Hawaii advocates are feeling confident about the prospects of advancing marijuana legalization in the new session, with an activist coalition holding a press conference on Wednesday alongside state lawmakers to lay out the path forward for reform.

There’s renewed reason for optimism in the new year, as voters elected a pro-legalization governor and lieutenant governor during the November election. Lawmakers are now prepared to introduce reform legislation after officials finalized recommendations for legalization as part of a task force.

Representatives of major advocacy organization—including the Marijuana Policy Project (MPP), ACLU of Hawaii and Drug Policy Forum of Hawaii—said at Wednesday’s briefing that they’re gearing up for an active session, with hopes to also pass legislation to facilitate automatic record clearing and resentencing.

They were joined by Rep. Jeanné Kapela (D), who plans to file legalization legislation and said that “this year, we stand on the precipice of history.”

“We now have a roadmap for legalizing recreational cannabis in our islands,” she said. “Legalizing cannabis is not just a matter of money, it is a matter of moralities.”

“Our society’s most marginalized people would be first in line to participate in the cannabis industry that we are seeking to grow,” Kapela added. “Agricultural and business practices would be based on sustainable and indigenous cultivation methods, ensuring that cannabis operations uplift the needs of U.S. residents, the needs of Hawaii’s people, not the profits of multi-state corporations.”

Kapela said that her legislation will incorporate some of the recommendations made by a state cannabis task force that submitted a report on legalization policy considerations to the legislature ahead of the new session.

“People of color and economically disadvantaged residents are disproportionately harmed by our state’s unwarranted commitment to incarceration,” Kapela said in a press release. “By legalizing cannabis, we can build an industry that diversifies our economy, strengthens our agricultural heritage, and delivers justice to those who have been unjustly criminalized.”

Legislators have worked to enact legalization in the Aloha State over several sessions, but while the reform was approved in the Senate in 2021, it stalled after failing to proceed past a House committee by a key deadline.

“Marijuana prohibition has caused immeasurable harm to our communities, particularly communities of color,” DeVaughn Ward, senior legislative counsel at MPP, said. “Cannabis legalization is an opportunity to stop the harm to our residents and the waste of limited public safety resources.”

Nikos Leverenz of the Drug Policy Forum of Hawaii said that the legislation that’s set to be introduced represents “a critical opportunity for the legislature to repair the substantial harms that decades of cannabis prohibition have wrought upon those from Native Hawaiian and under-resourced communities.”

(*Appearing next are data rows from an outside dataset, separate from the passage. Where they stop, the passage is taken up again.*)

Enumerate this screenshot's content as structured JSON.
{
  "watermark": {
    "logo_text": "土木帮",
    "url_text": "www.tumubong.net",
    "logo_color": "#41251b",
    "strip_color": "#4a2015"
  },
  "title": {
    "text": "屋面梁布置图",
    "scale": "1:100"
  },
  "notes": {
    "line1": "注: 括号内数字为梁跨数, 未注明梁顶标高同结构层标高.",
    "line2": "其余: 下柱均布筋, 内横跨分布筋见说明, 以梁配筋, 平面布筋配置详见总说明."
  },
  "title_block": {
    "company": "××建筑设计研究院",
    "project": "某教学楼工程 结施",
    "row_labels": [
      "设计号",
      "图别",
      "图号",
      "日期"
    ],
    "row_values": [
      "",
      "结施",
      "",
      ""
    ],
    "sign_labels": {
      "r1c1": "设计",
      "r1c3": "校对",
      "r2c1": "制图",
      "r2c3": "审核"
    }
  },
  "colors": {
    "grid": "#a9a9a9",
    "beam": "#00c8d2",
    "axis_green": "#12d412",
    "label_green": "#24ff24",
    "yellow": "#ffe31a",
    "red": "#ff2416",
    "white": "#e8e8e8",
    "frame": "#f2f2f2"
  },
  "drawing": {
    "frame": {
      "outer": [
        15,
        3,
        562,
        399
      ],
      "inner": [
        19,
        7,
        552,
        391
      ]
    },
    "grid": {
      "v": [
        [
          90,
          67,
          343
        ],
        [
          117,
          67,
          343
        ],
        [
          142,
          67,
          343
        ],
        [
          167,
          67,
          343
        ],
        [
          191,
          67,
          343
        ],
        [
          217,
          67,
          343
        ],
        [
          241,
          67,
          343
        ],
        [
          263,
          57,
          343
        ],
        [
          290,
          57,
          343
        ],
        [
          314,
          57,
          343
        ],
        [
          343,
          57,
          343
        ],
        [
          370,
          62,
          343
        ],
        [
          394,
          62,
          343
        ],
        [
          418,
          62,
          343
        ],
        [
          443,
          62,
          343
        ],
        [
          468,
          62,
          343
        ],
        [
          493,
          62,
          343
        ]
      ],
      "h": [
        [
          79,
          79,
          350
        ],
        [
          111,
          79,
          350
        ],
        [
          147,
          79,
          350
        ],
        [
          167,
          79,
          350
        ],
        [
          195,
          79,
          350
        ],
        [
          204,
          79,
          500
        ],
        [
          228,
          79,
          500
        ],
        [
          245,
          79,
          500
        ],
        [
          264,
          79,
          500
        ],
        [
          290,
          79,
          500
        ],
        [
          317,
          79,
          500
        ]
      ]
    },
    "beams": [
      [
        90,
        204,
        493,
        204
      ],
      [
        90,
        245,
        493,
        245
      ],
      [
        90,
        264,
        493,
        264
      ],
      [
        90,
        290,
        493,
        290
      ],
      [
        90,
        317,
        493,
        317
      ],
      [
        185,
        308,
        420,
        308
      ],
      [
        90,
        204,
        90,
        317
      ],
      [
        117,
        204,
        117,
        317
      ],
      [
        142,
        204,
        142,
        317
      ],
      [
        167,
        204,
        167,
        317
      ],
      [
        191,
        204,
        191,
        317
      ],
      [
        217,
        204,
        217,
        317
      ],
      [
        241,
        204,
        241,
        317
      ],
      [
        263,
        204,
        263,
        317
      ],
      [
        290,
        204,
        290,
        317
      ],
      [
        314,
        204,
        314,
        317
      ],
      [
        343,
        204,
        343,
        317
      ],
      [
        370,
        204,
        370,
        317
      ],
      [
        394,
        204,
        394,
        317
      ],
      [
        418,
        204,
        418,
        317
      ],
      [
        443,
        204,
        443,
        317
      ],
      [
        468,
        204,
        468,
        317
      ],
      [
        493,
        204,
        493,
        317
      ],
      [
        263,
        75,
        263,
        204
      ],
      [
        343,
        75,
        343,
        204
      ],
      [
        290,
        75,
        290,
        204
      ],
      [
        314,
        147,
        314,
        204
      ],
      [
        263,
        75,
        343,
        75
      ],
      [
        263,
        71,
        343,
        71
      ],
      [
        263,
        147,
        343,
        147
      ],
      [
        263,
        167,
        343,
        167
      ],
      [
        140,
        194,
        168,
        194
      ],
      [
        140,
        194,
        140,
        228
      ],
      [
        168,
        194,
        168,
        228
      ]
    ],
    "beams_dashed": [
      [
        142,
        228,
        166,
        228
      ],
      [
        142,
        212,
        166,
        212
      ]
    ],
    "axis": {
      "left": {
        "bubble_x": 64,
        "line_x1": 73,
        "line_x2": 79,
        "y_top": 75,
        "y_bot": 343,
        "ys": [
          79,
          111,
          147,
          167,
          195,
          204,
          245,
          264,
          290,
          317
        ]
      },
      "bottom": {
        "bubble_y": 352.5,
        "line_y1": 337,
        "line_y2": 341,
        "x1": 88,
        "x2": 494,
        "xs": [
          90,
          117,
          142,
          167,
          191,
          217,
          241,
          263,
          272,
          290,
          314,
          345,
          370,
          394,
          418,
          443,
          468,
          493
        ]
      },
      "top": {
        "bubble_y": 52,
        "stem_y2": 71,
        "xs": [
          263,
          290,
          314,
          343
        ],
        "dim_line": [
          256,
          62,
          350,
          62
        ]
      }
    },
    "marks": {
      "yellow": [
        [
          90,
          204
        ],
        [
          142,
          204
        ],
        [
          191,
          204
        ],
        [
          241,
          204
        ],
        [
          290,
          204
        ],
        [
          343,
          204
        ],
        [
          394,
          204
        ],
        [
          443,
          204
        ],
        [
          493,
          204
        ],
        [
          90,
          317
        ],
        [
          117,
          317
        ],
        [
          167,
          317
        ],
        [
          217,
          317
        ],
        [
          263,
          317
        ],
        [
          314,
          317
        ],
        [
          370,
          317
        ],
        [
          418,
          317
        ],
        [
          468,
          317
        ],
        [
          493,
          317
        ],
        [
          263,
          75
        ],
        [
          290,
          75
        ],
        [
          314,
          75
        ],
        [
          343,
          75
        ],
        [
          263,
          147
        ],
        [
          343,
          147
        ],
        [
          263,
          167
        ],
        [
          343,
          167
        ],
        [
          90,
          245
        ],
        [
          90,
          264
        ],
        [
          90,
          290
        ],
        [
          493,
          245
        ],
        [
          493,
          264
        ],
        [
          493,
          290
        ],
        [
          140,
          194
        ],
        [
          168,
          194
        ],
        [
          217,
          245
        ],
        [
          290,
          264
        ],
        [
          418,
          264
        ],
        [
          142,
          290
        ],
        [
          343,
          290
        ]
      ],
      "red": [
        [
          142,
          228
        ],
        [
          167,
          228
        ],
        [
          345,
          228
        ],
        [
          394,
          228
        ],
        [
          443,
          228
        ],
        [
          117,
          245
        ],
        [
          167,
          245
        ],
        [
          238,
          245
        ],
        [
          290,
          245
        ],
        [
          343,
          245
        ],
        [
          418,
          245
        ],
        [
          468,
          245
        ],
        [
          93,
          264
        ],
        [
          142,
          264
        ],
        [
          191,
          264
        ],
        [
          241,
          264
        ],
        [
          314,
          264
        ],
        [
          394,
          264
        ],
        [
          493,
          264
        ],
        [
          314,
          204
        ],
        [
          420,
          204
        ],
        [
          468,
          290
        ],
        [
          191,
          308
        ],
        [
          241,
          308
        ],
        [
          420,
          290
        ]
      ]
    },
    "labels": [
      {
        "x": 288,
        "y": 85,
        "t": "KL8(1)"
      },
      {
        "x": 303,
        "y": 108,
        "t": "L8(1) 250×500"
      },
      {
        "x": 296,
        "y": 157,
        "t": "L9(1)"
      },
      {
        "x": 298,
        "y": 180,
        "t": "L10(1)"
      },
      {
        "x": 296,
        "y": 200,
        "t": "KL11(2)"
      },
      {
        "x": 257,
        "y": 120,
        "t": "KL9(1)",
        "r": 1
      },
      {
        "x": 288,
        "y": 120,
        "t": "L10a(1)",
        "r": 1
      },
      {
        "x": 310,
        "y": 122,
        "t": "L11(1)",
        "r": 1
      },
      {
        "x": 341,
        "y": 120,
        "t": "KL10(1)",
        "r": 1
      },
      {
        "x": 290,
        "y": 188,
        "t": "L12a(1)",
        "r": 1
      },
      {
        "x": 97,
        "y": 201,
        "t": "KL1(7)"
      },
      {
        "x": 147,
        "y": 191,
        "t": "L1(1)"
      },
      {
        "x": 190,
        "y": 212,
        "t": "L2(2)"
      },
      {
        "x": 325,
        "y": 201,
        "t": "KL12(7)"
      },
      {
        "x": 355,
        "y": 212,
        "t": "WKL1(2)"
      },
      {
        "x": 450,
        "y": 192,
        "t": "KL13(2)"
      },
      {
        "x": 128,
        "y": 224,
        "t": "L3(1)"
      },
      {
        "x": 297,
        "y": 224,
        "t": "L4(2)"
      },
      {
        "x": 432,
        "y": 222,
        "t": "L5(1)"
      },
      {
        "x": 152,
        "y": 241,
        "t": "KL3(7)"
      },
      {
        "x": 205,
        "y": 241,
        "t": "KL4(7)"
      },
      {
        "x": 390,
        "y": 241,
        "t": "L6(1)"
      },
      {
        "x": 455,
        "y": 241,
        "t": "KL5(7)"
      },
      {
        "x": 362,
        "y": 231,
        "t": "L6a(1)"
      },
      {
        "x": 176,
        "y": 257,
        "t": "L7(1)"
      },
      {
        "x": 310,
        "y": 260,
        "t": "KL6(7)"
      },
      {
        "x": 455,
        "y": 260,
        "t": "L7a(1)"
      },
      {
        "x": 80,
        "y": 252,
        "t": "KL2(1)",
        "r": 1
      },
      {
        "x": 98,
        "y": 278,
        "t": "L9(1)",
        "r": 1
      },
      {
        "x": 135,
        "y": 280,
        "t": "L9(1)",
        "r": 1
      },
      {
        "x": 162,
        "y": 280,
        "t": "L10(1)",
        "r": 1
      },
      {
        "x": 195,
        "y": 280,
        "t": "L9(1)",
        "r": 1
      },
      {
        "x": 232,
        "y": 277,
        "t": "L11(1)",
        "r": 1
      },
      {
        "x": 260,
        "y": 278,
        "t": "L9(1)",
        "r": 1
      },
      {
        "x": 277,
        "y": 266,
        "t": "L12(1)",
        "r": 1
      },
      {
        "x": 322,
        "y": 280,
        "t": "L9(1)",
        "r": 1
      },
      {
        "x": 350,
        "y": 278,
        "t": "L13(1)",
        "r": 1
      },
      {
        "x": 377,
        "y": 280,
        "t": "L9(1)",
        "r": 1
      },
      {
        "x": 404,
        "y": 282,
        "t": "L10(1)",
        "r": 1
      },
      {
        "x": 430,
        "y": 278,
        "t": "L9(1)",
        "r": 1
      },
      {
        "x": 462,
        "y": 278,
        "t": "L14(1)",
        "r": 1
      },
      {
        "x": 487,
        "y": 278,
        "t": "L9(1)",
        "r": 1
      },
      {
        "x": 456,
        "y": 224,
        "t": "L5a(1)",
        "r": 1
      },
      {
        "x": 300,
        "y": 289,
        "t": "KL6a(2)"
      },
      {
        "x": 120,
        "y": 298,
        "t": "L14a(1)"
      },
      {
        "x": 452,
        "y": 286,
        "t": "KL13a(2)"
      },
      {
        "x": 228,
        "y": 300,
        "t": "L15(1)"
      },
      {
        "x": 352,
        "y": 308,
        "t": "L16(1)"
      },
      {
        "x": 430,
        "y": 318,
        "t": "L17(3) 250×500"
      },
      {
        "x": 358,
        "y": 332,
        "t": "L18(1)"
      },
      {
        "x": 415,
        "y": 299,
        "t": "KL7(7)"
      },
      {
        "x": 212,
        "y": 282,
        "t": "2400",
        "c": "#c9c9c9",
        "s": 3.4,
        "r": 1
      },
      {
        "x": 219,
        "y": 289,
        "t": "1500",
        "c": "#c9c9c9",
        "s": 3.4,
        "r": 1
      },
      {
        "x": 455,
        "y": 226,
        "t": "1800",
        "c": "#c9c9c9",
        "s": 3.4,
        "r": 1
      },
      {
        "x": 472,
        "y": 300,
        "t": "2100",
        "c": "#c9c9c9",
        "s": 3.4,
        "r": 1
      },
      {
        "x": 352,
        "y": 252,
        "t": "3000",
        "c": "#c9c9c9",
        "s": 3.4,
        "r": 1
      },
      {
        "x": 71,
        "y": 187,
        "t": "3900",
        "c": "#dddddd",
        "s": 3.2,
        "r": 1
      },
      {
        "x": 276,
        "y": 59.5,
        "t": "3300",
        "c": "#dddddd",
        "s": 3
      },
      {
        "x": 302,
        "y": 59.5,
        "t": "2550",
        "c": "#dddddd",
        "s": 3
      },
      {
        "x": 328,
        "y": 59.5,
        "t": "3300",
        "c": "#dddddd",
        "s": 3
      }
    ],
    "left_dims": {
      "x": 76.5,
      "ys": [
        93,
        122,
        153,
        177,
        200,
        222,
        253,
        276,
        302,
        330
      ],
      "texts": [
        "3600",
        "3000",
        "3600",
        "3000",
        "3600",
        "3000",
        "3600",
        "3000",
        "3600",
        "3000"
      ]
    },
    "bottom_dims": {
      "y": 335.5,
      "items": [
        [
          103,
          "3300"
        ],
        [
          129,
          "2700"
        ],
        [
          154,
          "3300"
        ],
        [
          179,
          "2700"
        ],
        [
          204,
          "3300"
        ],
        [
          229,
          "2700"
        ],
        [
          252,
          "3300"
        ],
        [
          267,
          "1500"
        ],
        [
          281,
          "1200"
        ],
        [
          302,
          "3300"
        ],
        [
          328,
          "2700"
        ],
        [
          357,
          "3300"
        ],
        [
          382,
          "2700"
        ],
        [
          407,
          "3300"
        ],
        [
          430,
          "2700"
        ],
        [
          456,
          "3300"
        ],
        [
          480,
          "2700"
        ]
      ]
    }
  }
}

“Hawaii’s cannabis policy should center the needs of those damaged by the continued criminalization of cannabis and draconian drug law enforcement,” he said. “At the same time, a properly regulated adult-use market will create many quality jobs and business opportunities across the state, including those related to cannabis tourism, craft cannabis, and cannabis science.”

Advocates didn’t get much help from the former Democratic governor, Dave Ige, who has resisted legalization, in part because he said he was reluctant to pass something that conflicts with federal law. That’s despite the fact that Hawaii has a medical marijuana system that allows people to grow and sell cannabis in contravention of broad federal prohibition.

But now that Gov. Josh Green (D) has been sworn in, activists are feeling emboldened. He said in November that he’d sign a bill to legalize cannabis for adults and already has ideas about how tax revenue from marijuana sales could be utilized.

“I think that people already have moved past that culturally as a concern,” Green said in a debate ahead of the election.

That’s a welcome development for advocates, who have spent years working with lawmakers to develop a bill to tax and regulate cannabis in the state only to consistently have the governor airing skepticism about the reform.

In 2020, Ige allowed a bill to become law without his signature that decriminalized possession of up to three grams of cannabis, making the offense punishable by a $130 fine, without the possibility of incarceration. But even then he was reluctant, describing it as “a very tough call” and saying he went “back and forth” on the issue.

Meanwhile, a Hawaii Senate committee approved a bill last year to make it so people 65 and older could automatically qualify for medical marijuana, regardless of whether they had a diagnosed condition that would otherwise make them eligible. But that legislation was not ultimately enacted last session.

The state legislature adopted a resolution in 2021 that asks the state to seek an exemption from the Drug Enforcement Administration (DEA) stipulating that it is permitted to run its medical cannabis program without federal interference. The House approved an identical measure in March 2021, but it only applied to that chamber.

Lawmakers in the state have separately worked to advance modest psychedelics reform legislation. A House committee approved a Senate-passed resolution to request that the state form of a psilocybin working group that would explore the therapeutic potential of the psychedelic, but it stalled out as well.